Em 1884, nova emenda foi apresentada e mais uma vez rejeitada. Apesar da não aprovação, dois terços das mulheres já tinham o direito ao voto na Grã-Bretanha, baseada em uma norma legal na qual elas eram consideradas "proprietárias" e, como os homens, elas podiam votar, se tivessem propriedades, o que beneficiava uma corrente política mais conservadora. Não satisfeitas, as mulheres passaram a protestar publicamente, o que resultava quase sempre na prisão das ativistas, chamadas de "suffragettes". Em junho de 1913, num protesto desesperado, Emily Davison jogou-se na frente do cavalo do rei durante uma prova hípica. Seu enterro resultou em protestos violentos, como incêndios, depredações, corte de fios do telégrafo, desobediência civil, uma verdadeira guerrilha urbana. Finalmente, em 1918, ao término da Primeira Grande Guerra, que teve a participação decisiva do sexo feminino na retaguarda do conflito, foi dado o direito do voto às mulheres inglesas com mais de 30 anos, sendo eleitas três mulheres para a Câmara dos Comuns. Somente em 1928 a idade foi reduzida para 21 anos. Na Europa, várias deputadas foram eleitas em seus países. Logo após a concessão do direito do voto feminino, curiosamente, na Noruega e Suécia as mulheres eleitoras eram em número superior aos homens.

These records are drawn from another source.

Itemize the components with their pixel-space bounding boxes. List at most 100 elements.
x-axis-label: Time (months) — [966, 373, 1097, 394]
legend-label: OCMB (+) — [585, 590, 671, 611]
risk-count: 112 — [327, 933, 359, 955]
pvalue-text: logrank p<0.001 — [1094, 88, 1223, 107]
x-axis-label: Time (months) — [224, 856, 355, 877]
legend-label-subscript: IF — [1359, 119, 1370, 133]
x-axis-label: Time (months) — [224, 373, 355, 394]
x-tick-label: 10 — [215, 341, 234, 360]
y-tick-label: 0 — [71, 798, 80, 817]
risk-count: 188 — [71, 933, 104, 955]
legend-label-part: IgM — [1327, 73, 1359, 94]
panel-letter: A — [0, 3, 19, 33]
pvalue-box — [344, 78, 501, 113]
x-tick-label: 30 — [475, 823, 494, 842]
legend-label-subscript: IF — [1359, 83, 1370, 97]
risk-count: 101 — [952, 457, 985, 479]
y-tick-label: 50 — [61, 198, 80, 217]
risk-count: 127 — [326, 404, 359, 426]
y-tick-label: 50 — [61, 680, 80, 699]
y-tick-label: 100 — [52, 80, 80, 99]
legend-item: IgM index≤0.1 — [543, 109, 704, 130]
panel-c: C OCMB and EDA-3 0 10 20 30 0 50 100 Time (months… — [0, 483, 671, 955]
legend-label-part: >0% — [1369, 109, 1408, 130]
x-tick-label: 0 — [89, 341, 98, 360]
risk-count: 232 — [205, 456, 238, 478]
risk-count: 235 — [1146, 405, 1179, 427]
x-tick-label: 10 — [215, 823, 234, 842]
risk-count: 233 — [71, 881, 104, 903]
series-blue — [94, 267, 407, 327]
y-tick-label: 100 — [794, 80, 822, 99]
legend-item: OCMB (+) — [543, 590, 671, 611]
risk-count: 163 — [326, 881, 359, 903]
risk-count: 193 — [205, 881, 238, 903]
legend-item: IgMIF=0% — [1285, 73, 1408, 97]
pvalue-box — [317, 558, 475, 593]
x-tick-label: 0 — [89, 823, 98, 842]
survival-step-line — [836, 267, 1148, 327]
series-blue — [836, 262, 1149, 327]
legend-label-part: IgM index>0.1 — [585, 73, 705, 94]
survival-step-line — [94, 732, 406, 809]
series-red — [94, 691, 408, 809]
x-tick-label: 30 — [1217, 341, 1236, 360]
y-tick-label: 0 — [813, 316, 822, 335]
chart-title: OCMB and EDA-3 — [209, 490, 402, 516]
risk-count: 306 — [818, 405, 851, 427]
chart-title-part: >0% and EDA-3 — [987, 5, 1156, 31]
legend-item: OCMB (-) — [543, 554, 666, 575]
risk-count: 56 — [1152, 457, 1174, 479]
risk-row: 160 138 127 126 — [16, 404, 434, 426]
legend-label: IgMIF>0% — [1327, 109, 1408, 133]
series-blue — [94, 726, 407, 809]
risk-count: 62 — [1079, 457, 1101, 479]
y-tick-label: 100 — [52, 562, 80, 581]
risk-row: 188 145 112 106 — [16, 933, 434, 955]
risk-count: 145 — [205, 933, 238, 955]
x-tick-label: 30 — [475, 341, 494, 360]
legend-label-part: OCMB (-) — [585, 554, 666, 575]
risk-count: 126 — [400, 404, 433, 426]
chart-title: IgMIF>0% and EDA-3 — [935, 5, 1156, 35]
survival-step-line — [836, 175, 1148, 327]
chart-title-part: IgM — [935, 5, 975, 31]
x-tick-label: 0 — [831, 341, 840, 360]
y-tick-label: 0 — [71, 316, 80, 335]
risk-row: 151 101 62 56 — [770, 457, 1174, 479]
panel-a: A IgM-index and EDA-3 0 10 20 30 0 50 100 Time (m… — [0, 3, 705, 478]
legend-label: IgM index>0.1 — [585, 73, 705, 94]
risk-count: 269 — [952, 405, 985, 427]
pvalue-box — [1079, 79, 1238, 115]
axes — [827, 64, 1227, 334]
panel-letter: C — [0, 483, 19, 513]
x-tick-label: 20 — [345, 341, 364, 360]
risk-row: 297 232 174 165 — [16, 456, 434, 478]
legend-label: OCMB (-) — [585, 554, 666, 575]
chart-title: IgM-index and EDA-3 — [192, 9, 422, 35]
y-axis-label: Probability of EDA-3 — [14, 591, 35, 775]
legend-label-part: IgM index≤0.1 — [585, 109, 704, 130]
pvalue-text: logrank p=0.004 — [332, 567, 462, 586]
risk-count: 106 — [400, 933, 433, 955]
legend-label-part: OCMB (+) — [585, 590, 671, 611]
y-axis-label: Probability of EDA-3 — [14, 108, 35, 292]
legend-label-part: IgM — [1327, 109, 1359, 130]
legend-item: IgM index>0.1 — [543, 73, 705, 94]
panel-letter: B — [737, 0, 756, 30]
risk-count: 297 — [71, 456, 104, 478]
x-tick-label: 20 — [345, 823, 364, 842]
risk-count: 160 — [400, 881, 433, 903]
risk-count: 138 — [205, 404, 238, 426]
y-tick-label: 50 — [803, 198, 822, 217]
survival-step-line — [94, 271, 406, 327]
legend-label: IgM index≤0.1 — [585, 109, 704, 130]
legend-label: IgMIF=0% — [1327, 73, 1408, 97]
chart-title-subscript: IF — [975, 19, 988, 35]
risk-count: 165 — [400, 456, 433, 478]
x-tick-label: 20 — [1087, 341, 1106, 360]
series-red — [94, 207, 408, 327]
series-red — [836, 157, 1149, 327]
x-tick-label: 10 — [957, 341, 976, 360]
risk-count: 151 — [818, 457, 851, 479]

Nos Estados Unidos, a luta recrudesceu, com passeatas e manifestações, contudo a vitória ficou resumida a poucos Estados, que emanciparam as mulheres, as quais passaram a ter direito a voto. Nesse espaço de tempo, em 1906, a grande defensora do voto feminino Susan Anthony, morre aos 86 anos, sem ter conseguido aprovar a sua emenda. Em 1916, pelo Estado de Montana é eleita a primeira mulher para o Congresso, a deputada Jeannette Rankin, a quem caberia levar avante a proposta do voto a todas as americanas, que seria aprovada pelo Congresso dos Estados Unidos em 1919 e ratificada em 1920, tornando-se a 19ª emenda à Constituição, que proibiu a discriminação política com base no sexo. Cabe ressaltar que Jeannette seria o único parlamentar a votar contra a entrada dos Estados Unidos na Segunda Guerra Mundial, repetindo o seu voto de 1917, quando da Primeira Guerra.

Evita

Na América Latina, o primeiro país que concedeu o voto às mulheres foi o Equador,em 1929. Na Argentina só após a posse de Juan Domingo Perón, em 1946, é que começou a campanha pelo voto feminino, através de sua esposa Evita, que se empenhou com vontade por essa conquista, aprovada pelo Congresso em 23 de setembro de 1947. Foi a consagração de Eva Perón, que em 26 de julho de 1949 fundou o Partido Peronista Feminino. A idéia primordial era ter o grande contigente da mulher argentina votando nas eleições que seriam realizadas dois anos depois, com Evita concorrendo como vice-presidente na chapa do marido, mas a oposição dos militares acaba com esse sonho. No dia 11 de novembro de 1951, a mulher argentina vota pela primeira vez, e o Partido Comunista tem em sua chapa uma mulher como vice. Com o apoio das mulheres, Perón é reeleito com uma diferença de mais de um milhão e oitocentos mil votos sobre o segundo colocado. Para o Congresso foram eleitas 6 senadoras e 23 deputadas peronistas, demostrando a força política de Evita Perón, que morreria de câncer no dia 26 de julho de 1952, aos 33 anos de idade.